At 80, I must admit that there’s something deeply painful about having a bully as president of my country and, accompanying him, in a totally made-up Department of Government Efficiency (DOGE) that’s only growing more powerful by the day, the richest man in the world, Elon Musk. He is himself, of course, both distinctly a bully and increasingly moving the already right-wing Trumpist movement to greater extremes, even as he’s tried to close down the U.S. Agency for International Development and so shut off any decent American aid to anyone in trouble anywhere on this planet.

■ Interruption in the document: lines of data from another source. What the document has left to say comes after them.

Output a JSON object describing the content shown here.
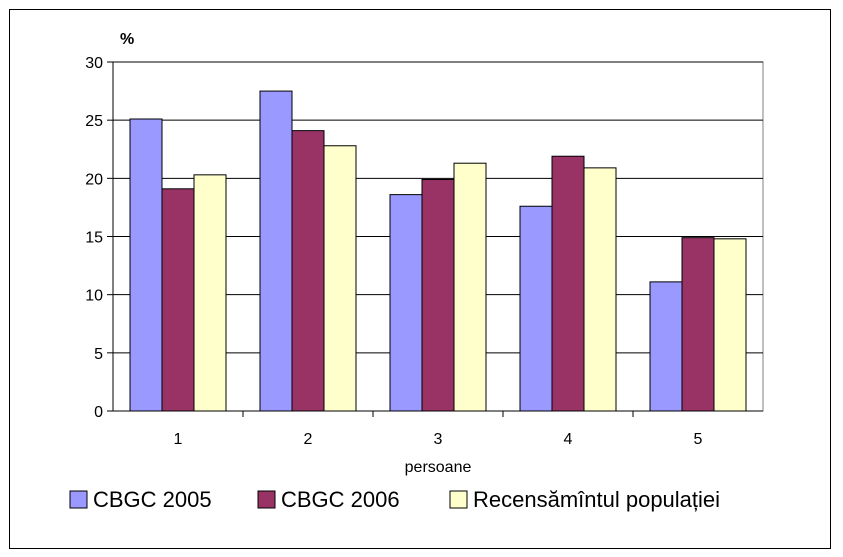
{
  "chart_data": {
    "type": "bar",
    "ylabel": "%",
    "xlabel": "persoane",
    "categories": [
      "1",
      "2",
      "3",
      "4",
      "5"
    ],
    "ylim": [
      0,
      30
    ],
    "yticks": [
      "0",
      "5",
      "10",
      "15",
      "20",
      "25",
      "30"
    ],
    "grid": true,
    "legend_position": "bottom",
    "series": [
      {
        "name": "CBGC 2005",
        "color": "#9999FF",
        "values": [
          25.1,
          27.5,
          18.6,
          17.6,
          11.1
        ]
      },
      {
        "name": "CBGC 2006",
        "color": "#993366",
        "values": [
          19.1,
          24.1,
          19.9,
          21.9,
          14.9
        ]
      },
      {
        "name": "Recensămîntul populației",
        "color": "#FFFFCC",
        "values": [
          20.3,
          22.8,
          21.3,
          20.9,
          14.8
        ]
      }
    ]
  }
}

If anything, Trump and (at least for now) his buddy (Heil, Musk!) are redefining what it means to be a bully in a country that still passes (even if barely) for a democracy. So, it seemed all too appropriate that only recently this 80-year-old guy sat down and read former New York Times sportswriter and TomDispatch regular Bob Lipsyte’s latest young adult novel, Rhino’s Run. It’s about a high-school football player who fears being bullied and throws an impulsive punch at a teammate’s jaw and what follows. Despite my age, his striking new work gripped me in a distinctly youthful fashion that I’ll continue to savor (before I pass the book on to my grandson).
And while you’re thinking about whether to get the book for anyone you know (or yourself), check out Lipsyte’s thoughts on how to deal with the bully who, for the second time in our life (even if only by 49.7% of the vote), is president of these ever less united states of ours. Tom
How to Bump, Lump, Crumple, and Eventually Dump Donald Trump
In bad times -- and these are bad times -- I call up the spirit of Willie.
Willie has seen me through cancer, divorce, and deaths in the family. His memory has given me the courage and strength to push on when I wanted to give up and hide. Willie reminds me that, even at 87, I can take it, get back up, survive, sometimes even win.